By Lisa A. Rickard, President
Institute for Legal Reform
For well over a century, people have come to Nevada to find wealth. From gold to silver to gambling, Nevada has always held the promise of finding life-changing treasure in “The Silver State.”
It’s a tradition rooted in optimism, possibility and freedom – not to mention natural resources – and for the most part it has served Nevada very well.
But not all of Nevada’s resources should be open for mining, and not all prospectors play fair. Over the past several years, attorneys from other parts of the country have been coming to Nevada to represent the state in lawsuits against businesses. These cases can generate considerable wealth for those attorneys – at the expense of Nevada taxpayers.
Nevada’s attorney general has some discretion over this practice. Former Attorney General Catherine Cortez Masto was a frequent user of outside “contingency fee” plaintiffs’ attorneys during her tenure as attorney general.
Some have argued that Masto didn’t have that power – that she was evading a state law requiring the use of Nevada state government attorneys to argue the cases.

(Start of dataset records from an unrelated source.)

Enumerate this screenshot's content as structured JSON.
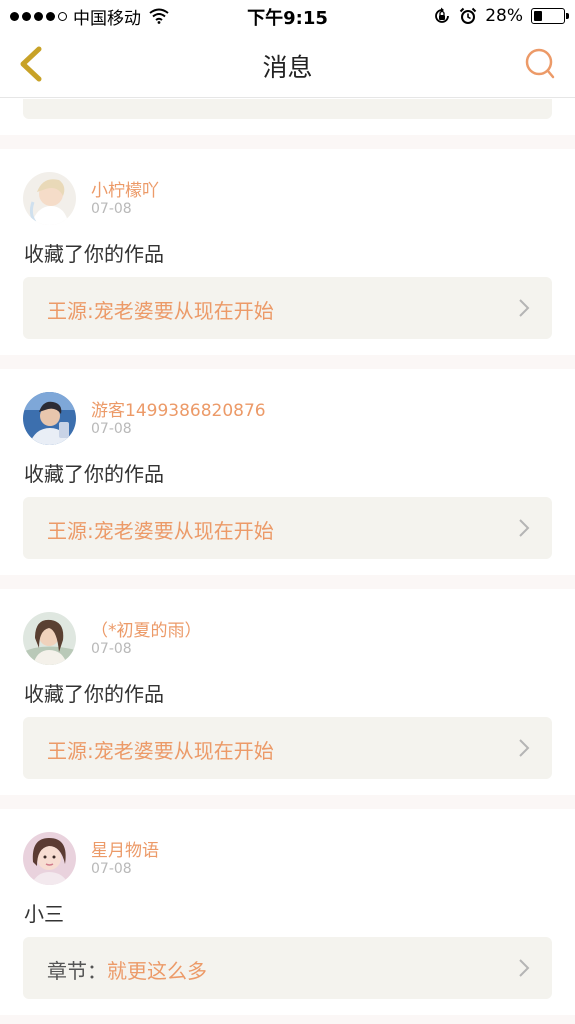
{
  "status_bar": {
    "carrier": "中国移动",
    "time": "下午9:15",
    "battery_percent": "28%",
    "battery_level": 0.28,
    "signal_bars_filled": 4,
    "signal_bars_total": 5
  },
  "nav": {
    "title": "消息",
    "back_icon": "chevron-left-icon",
    "search_icon": "search-icon",
    "accent_color": "#ec9a68",
    "back_color": "#c8a227"
  },
  "messages": [
    {
      "username": "小柠檬吖",
      "date": "07-08",
      "action": "收藏了你的作品",
      "ref_label": "",
      "ref_title": "王源:宠老婆要从现在开始"
    },
    {
      "username": "游客1499386820876",
      "date": "07-08",
      "action": "收藏了你的作品",
      "ref_label": "",
      "ref_title": "王源:宠老婆要从现在开始"
    },
    {
      "username": "（*初夏的雨）",
      "date": "07-08",
      "action": "收藏了你的作品",
      "ref_label": "",
      "ref_title": "王源:宠老婆要从现在开始"
    },
    {
      "username": "星月物语",
      "date": "07-08",
      "action": "小三",
      "ref_label": "章节：",
      "ref_title": "就更这么多"
    }
  ]
}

While reasonable people might debate whether Masto ignored the law, you don’t need to be a legal expert to find it odd that Masto hired an out-of-state law firm (Cohen Milstein, headquartered in Washington, DC) to represent the state of Nevada in several cases.

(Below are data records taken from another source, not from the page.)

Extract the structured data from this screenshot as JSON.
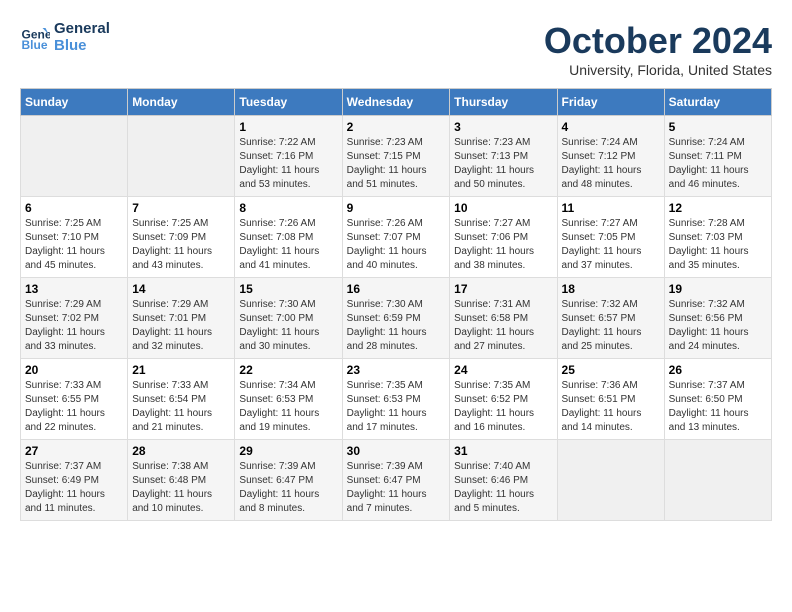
{
  "header": {
    "logo_line1": "General",
    "logo_line2": "Blue",
    "month_title": "October 2024",
    "subtitle": "University, Florida, United States"
  },
  "days_of_week": [
    "Sunday",
    "Monday",
    "Tuesday",
    "Wednesday",
    "Thursday",
    "Friday",
    "Saturday"
  ],
  "weeks": [
    [
      {
        "day": "",
        "empty": true
      },
      {
        "day": "",
        "empty": true
      },
      {
        "day": "1",
        "sunrise": "7:22 AM",
        "sunset": "7:16 PM",
        "daylight": "11 hours and 53 minutes."
      },
      {
        "day": "2",
        "sunrise": "7:23 AM",
        "sunset": "7:15 PM",
        "daylight": "11 hours and 51 minutes."
      },
      {
        "day": "3",
        "sunrise": "7:23 AM",
        "sunset": "7:13 PM",
        "daylight": "11 hours and 50 minutes."
      },
      {
        "day": "4",
        "sunrise": "7:24 AM",
        "sunset": "7:12 PM",
        "daylight": "11 hours and 48 minutes."
      },
      {
        "day": "5",
        "sunrise": "7:24 AM",
        "sunset": "7:11 PM",
        "daylight": "11 hours and 46 minutes."
      }
    ],
    [
      {
        "day": "6",
        "sunrise": "7:25 AM",
        "sunset": "7:10 PM",
        "daylight": "11 hours and 45 minutes."
      },
      {
        "day": "7",
        "sunrise": "7:25 AM",
        "sunset": "7:09 PM",
        "daylight": "11 hours and 43 minutes."
      },
      {
        "day": "8",
        "sunrise": "7:26 AM",
        "sunset": "7:08 PM",
        "daylight": "11 hours and 41 minutes."
      },
      {
        "day": "9",
        "sunrise": "7:26 AM",
        "sunset": "7:07 PM",
        "daylight": "11 hours and 40 minutes."
      },
      {
        "day": "10",
        "sunrise": "7:27 AM",
        "sunset": "7:06 PM",
        "daylight": "11 hours and 38 minutes."
      },
      {
        "day": "11",
        "sunrise": "7:27 AM",
        "sunset": "7:05 PM",
        "daylight": "11 hours and 37 minutes."
      },
      {
        "day": "12",
        "sunrise": "7:28 AM",
        "sunset": "7:03 PM",
        "daylight": "11 hours and 35 minutes."
      }
    ],
    [
      {
        "day": "13",
        "sunrise": "7:29 AM",
        "sunset": "7:02 PM",
        "daylight": "11 hours and 33 minutes."
      },
      {
        "day": "14",
        "sunrise": "7:29 AM",
        "sunset": "7:01 PM",
        "daylight": "11 hours and 32 minutes."
      },
      {
        "day": "15",
        "sunrise": "7:30 AM",
        "sunset": "7:00 PM",
        "daylight": "11 hours and 30 minutes."
      },
      {
        "day": "16",
        "sunrise": "7:30 AM",
        "sunset": "6:59 PM",
        "daylight": "11 hours and 28 minutes."
      },
      {
        "day": "17",
        "sunrise": "7:31 AM",
        "sunset": "6:58 PM",
        "daylight": "11 hours and 27 minutes."
      },
      {
        "day": "18",
        "sunrise": "7:32 AM",
        "sunset": "6:57 PM",
        "daylight": "11 hours and 25 minutes."
      },
      {
        "day": "19",
        "sunrise": "7:32 AM",
        "sunset": "6:56 PM",
        "daylight": "11 hours and 24 minutes."
      }
    ],
    [
      {
        "day": "20",
        "sunrise": "7:33 AM",
        "sunset": "6:55 PM",
        "daylight": "11 hours and 22 minutes."
      },
      {
        "day": "21",
        "sunrise": "7:33 AM",
        "sunset": "6:54 PM",
        "daylight": "11 hours and 21 minutes."
      },
      {
        "day": "22",
        "sunrise": "7:34 AM",
        "sunset": "6:53 PM",
        "daylight": "11 hours and 19 minutes."
      },
      {
        "day": "23",
        "sunrise": "7:35 AM",
        "sunset": "6:53 PM",
        "daylight": "11 hours and 17 minutes."
      },
      {
        "day": "24",
        "sunrise": "7:35 AM",
        "sunset": "6:52 PM",
        "daylight": "11 hours and 16 minutes."
      },
      {
        "day": "25",
        "sunrise": "7:36 AM",
        "sunset": "6:51 PM",
        "daylight": "11 hours and 14 minutes."
      },
      {
        "day": "26",
        "sunrise": "7:37 AM",
        "sunset": "6:50 PM",
        "daylight": "11 hours and 13 minutes."
      }
    ],
    [
      {
        "day": "27",
        "sunrise": "7:37 AM",
        "sunset": "6:49 PM",
        "daylight": "11 hours and 11 minutes."
      },
      {
        "day": "28",
        "sunrise": "7:38 AM",
        "sunset": "6:48 PM",
        "daylight": "11 hours and 10 minutes."
      },
      {
        "day": "29",
        "sunrise": "7:39 AM",
        "sunset": "6:47 PM",
        "daylight": "11 hours and 8 minutes."
      },
      {
        "day": "30",
        "sunrise": "7:39 AM",
        "sunset": "6:47 PM",
        "daylight": "11 hours and 7 minutes."
      },
      {
        "day": "31",
        "sunrise": "7:40 AM",
        "sunset": "6:46 PM",
        "daylight": "11 hours and 5 minutes."
      },
      {
        "day": "",
        "empty": true
      },
      {
        "day": "",
        "empty": true
      }
    ]
  ]
}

And you don’t need to be an attorney to wonder whether the money donated to Masto’s 2010 reelection campaign by six partners of Cohen Milstein wasn’t part of some kind of pay-to-play arrangement.
The good news is that Nevada has a new Attorney General, Adam Laxalt, who has promised to reform the office and reduce the use of expensive outside counsel.
In addition, Nevada has an opportunity to join other states (including Florida, Arizona, Indiana, Missouri, Mississippi, Iowa, Alabama, Wisconsin, Louisiana, and North Carolina) by passing an “AG sunshine” law. This measure would curb the use of outside attorneys by requiring approval of the state legislature for such hires. It would also impose common-sense limits on contingency fees—including an absolute cap of $10 million.
The legislation, SB 244, was introduced earlier this month by Senator Greg Brower with the support of Attorney General Laxalt. It is one of a number of important legal reform measures before the legislature this year, including joint and several liability reform, limits on punitive damages and premises liability reform.
We strongly urge the legislature to pass SB 244 as well as the other legal reforms. Doing so will help ensure that taxpayers are not fleeced by out-of-state law firms—while ensuring the Silver State remains a destination for the right kind of treasure seeker.